Wednesday, July 6, 2016

DCF restores anti-discrimination protections for Florida's LGBTQ foster youth

Posted By on Wed, Jul 6, 2016 at 8:04 AM

click to enlarge PHOTO BY JEREMY REPER
  • Photo by Jeremy Reper
The Florida Department of Children and Families is advancing proposed discrimination protections for LGBTQ foster youth after backtracking on the rules earlier this year. 

The rules ban anti-LGBTQ bullying, discrimination and conversion therapy, which attempts to change a child’s sexual orientation or gender identity. After objections from religious groups, DCF officials crossed out "gender expression" and "sexual orientation" on the proposed rules, which prompted a backlash from LGBTQ groups. 

Equality Florida, the state's largest LGBTQ group, says in a news release that the organization and child welfare advocates shared their concerns with DCF Secretary Mike Carroll after the initial backtrack. 
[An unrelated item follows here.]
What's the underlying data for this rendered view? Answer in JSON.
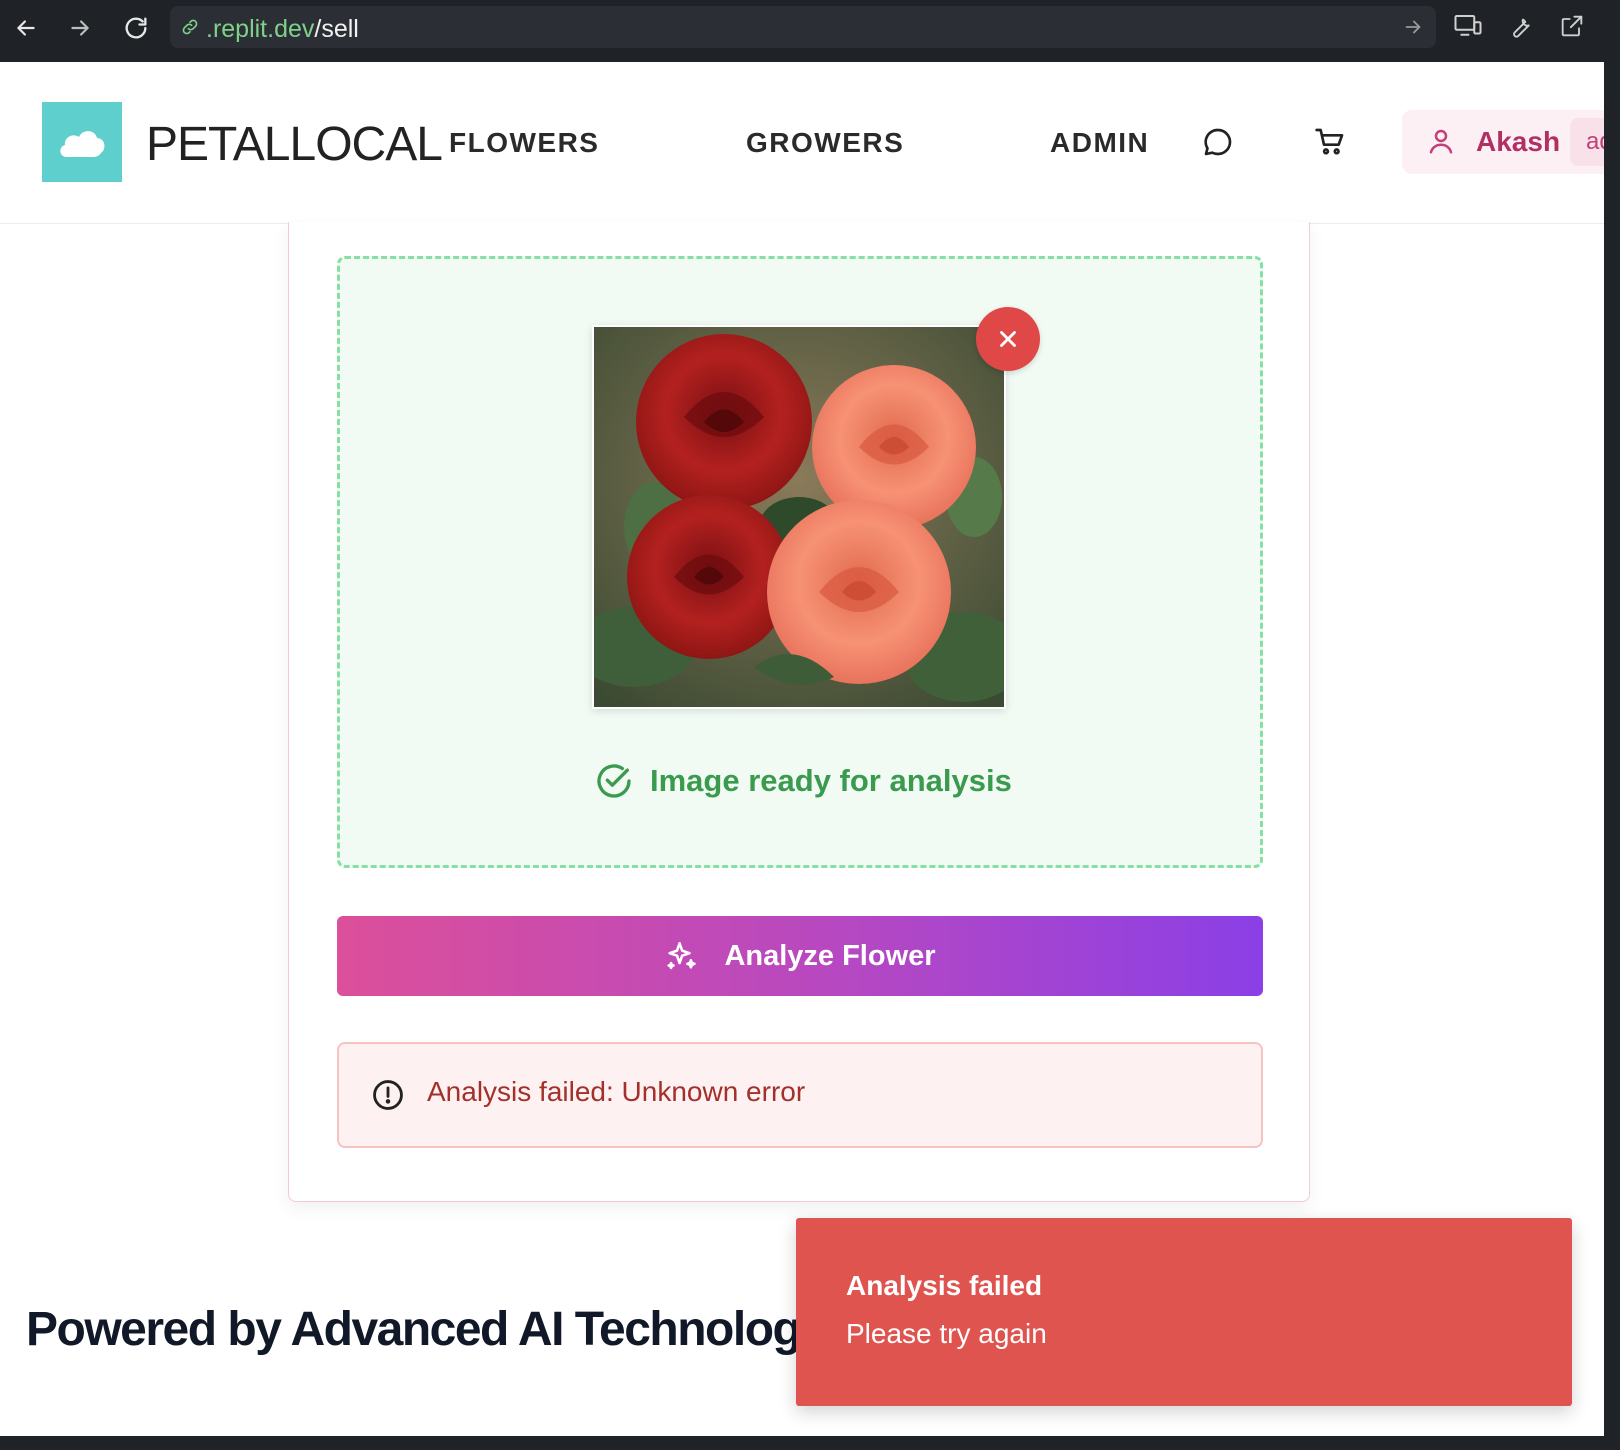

"We are grateful to Secretary Carroll for his commitment to ensuring LGBTQ youth are properly protected," says Nadine Smith, executive director for Equality Florida, in a statement. "These rule changes are common sense; they reflect tested, best practices and confront the reality that LGBTQ youth disproportionately face discrimination, bullying and psychological abuse...The Secretary has assured us that the Department will never fund or condone conversion therapy, a psychologically harmful practice that has no place in the child welfare system." 

Smith says DCF also plans to develop training to implement the LGBTQ protections and create the position of ombudsman who would address discrimination in the child welfare system.

"Florida needs more people willing to open their homes and their hearts," she says. "We need greater diversity among our foster families. A Muslim child or Orthodox Jewish teenager needs a home that acknowledges and respects their faith. A gay or transgender child needs a family that will love and accept them for who they are. Children with special needs deserve a family who can provide for them." 

The Tampa Bay Times reports the protections will not go into effect right now and could go through public hearings.